Jewellery sales rose 8% at constant exchange rates for the fiscal year ending March, surpassing analysts’ expectations of a 7.54% increase. The momentum continued into the most recent quarter, with the jewellery division posting an 11% jump in revenue—highlighting Cartier’s continued dominance in a market facing slowing consumer demand.
The upbeat results sent Richemont shares soaring as much as 5.5% in early Swiss trading, bringing the stock’s year-to-date gain to around 15%, in stark contrast to the 17% drop seen at rival LVMH Moët Hennessy Louis Vuitton SE.
With jewellery accounting for roughly 72% of Richemont’s total sales, the category has proved to be a pillar of strength amid headwinds facing other luxury segments, such as fashion and leather goods.

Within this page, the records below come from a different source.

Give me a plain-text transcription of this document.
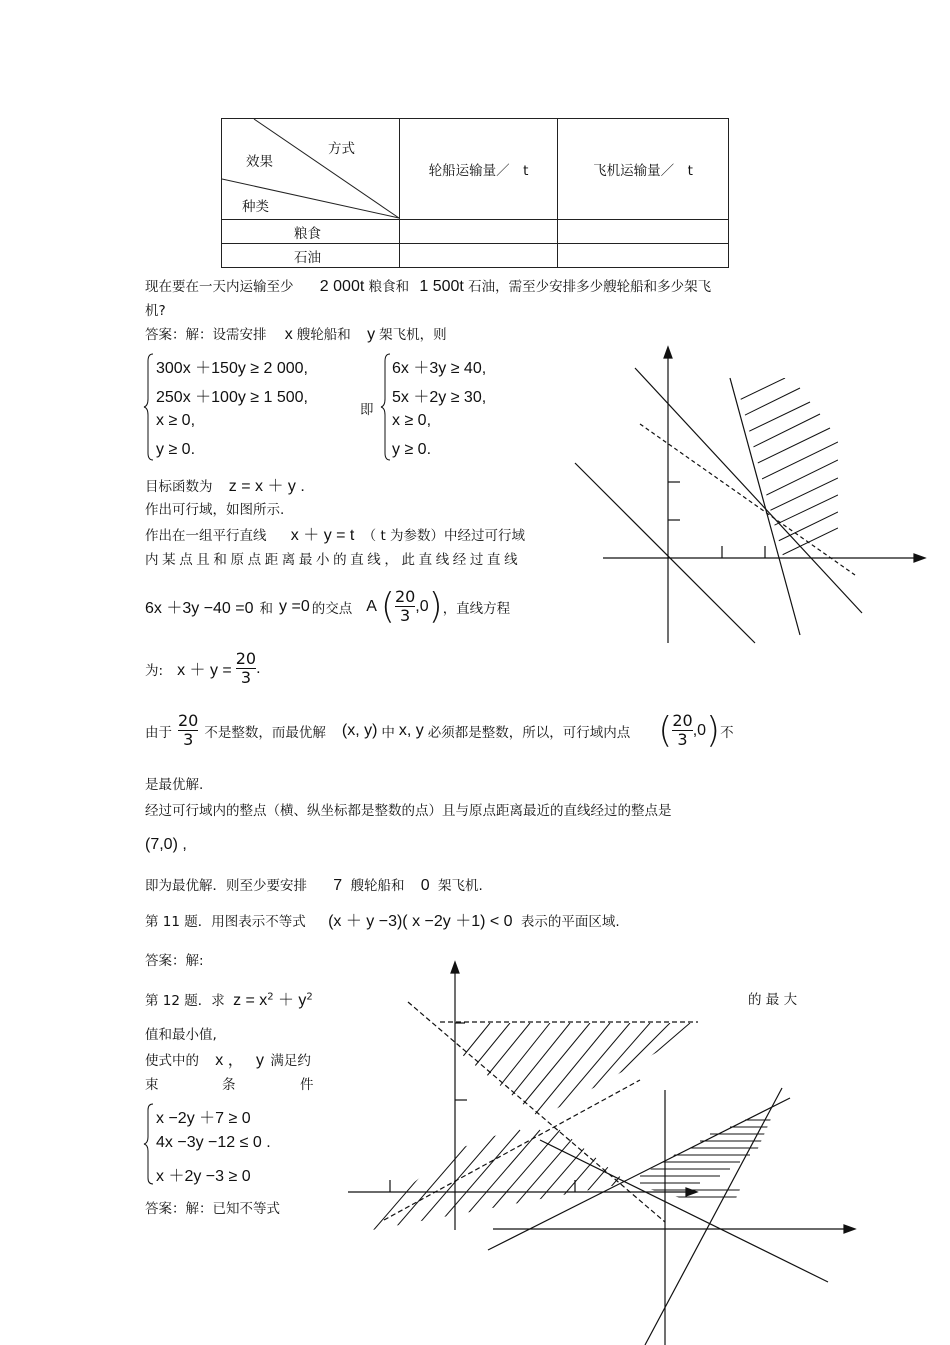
方式
效果
种类	轮船运输量／　t	飞机运输量／　t
粮食		
石油		
现在要在一天内运输至少 2 000t 粮食和 1 500t 石油，需至少安排多少艘轮船和多少架飞
机?
答案：解：设需安排 x 艘轮船和 y 架飞机，则
300x ＋150y ≥ 2 000,
250x ＋100y ≥ 1 500,
x ≥ 0,
y ≥ 0.
即
6x ＋3y ≥ 40,
5x ＋2y ≥ 30,
x ≥ 0,
y ≥ 0.
目标函数为 z = x ＋ y .
作出可行域，如图所示.
作出在一组平行直线 x ＋ y = t （ t 为参数）中经过可行域
内某点且和原点距离最小的直线，此直线经过直线
6x ＋3y −40 =0 和 y =0 的交点 A ( $\frac{20}{3} ,0$ ) ，直线方程
为: $x + y = \frac{20}{3}$ .
由于 $\frac{20}{3}$ 不是整数，而最优解 (x, y) 中 x, y 必须都是整数，所以，可行域内点 ( $\frac{20}{3} ,0$ ) 不
是最优解.
经过可行域内的整点（横、纵坐标都是整数的点）且与原点距离最近的直线经过的整点是
(7,0) ,
即为最优解．则至少要安排 7 艘轮船和 0 架飞机.
第 11 题．用图表示不等式 (x ＋ y −3)( x −2y ＋1) < 0 表示的平面区域.
答案：解:
第 12 题．求 $z = x^2 + y^2$	的 最 大
值和最小值,
使式中的 x ， y 满足约
束	条	件
x −2y ＋7 ≥ 0
4x −3y −12 ≤ 0 .
x ＋2y −3 ≥ 0
答案：解：已知不等式
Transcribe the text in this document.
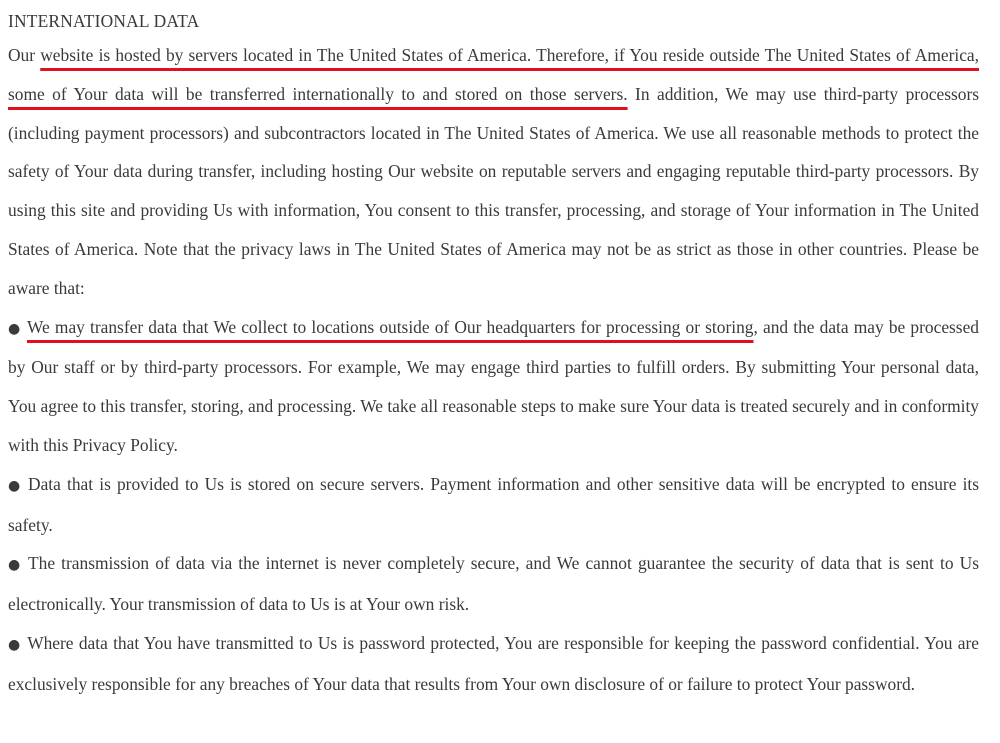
INTERNATIONAL DATA

Our website is hosted by servers located in The United States of America. Therefore, if You reside outside The United States of America, some of Your data will be transferred internationally to and stored on those servers. In addition, We may use third-party processors (including payment processors) and subcontractors located in The United States of America. We use all reasonable methods to protect the safety of Your data during transfer, including hosting Our website on reputable servers and engaging reputable third-party processors. By using this site and providing Us with information, You consent to this transfer, processing, and storage of Your information in The United States of America. Note that the privacy laws in The United States of America may not be as strict as those in other countries. Please be aware that:

● We may transfer data that We collect to locations outside of Our headquarters for processing or storing, and the data may be processed by Our staff or by third-party processors. For example, We may engage third parties to fulfill orders. By submitting Your personal data, You agree to this transfer, storing, and processing. We take all reasonable steps to make sure Your data is treated securely and in conformity with this Privacy Policy.
● Data that is provided to Us is stored on secure servers. Payment information and other sensitive data will be encrypted to ensure its safety.
● The transmission of data via the internet is never completely secure, and We cannot guarantee the security of data that is sent to Us electronically. Your transmission of data to Us is at Your own risk.
● Where data that You have transmitted to Us is password protected, You are responsible for keeping the password confidential. You are exclusively responsible for any breaches of Your data that results from Your own disclosure of or failure to protect Your password.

While LVMH has seen sluggish demand for brands like Christian Dior and jewellery houses like Bulgari and Tiffany, Richemont has been gaining market share, particularly through Cartier’s consistent appeal.
“Richemont continued to gain significant market share in jewellery,” said Jean-Philippe Bertschy, analyst at Vontobel Equity Research. “Growth and profit are spectacular, especially when comparing to key competitor LVMH.” However, he cautioned that the company is not immune to ongoing macroeconomic volatility.
Despite global pressures—including softer Chinese demand and rising geopolitical tensions—Richemont posted double-digit sales growth across key regions. Fourth-quarter sales rose 16% in the Americas, 13% in Europe, and 22% in Japan. While sales in Asia (excluding Japan), which includes China, declined 7%, this was an improvement on the 13% drop recorded over the full year.
Chairman Johann Rupert expressed cautious optimism about a rebound in China, noting that consumers are still psychologically impacted by strict pandemic-era lockdowns. “It’s a matter of time before they feel relaxed again—they have a lot of savings,” he said. “I expect that when consumers get a bit more confident, things will return to normal.”
Richemont has responded to mounting cost pressures—including U.S. tariffs and a surge in gold prices—by raising prices at Cartier and Van Cleef & Arpels. Gold prices have jumped over 20% this year, fuelled by geopolitical uncertainty and investor demand for safe-haven assets.
“This sales increase, combined with disciplined operating costs and targeted price increases, helped mitigate the impact of higher raw materials costs, notably gold, on our profitability,” the company said in a statement.
Still, annual operating profit came in at €4.47 billion ($4.48 billion), slightly below analyst forecasts of €4.55 billion, reflecting the broader pressures on margins despite strong sales growth.
As Richemont navigates volatile market conditions, its performance underscores the unique resilience of fine jewellery in the luxury space—particularly when backed by iconic brands like Cartier.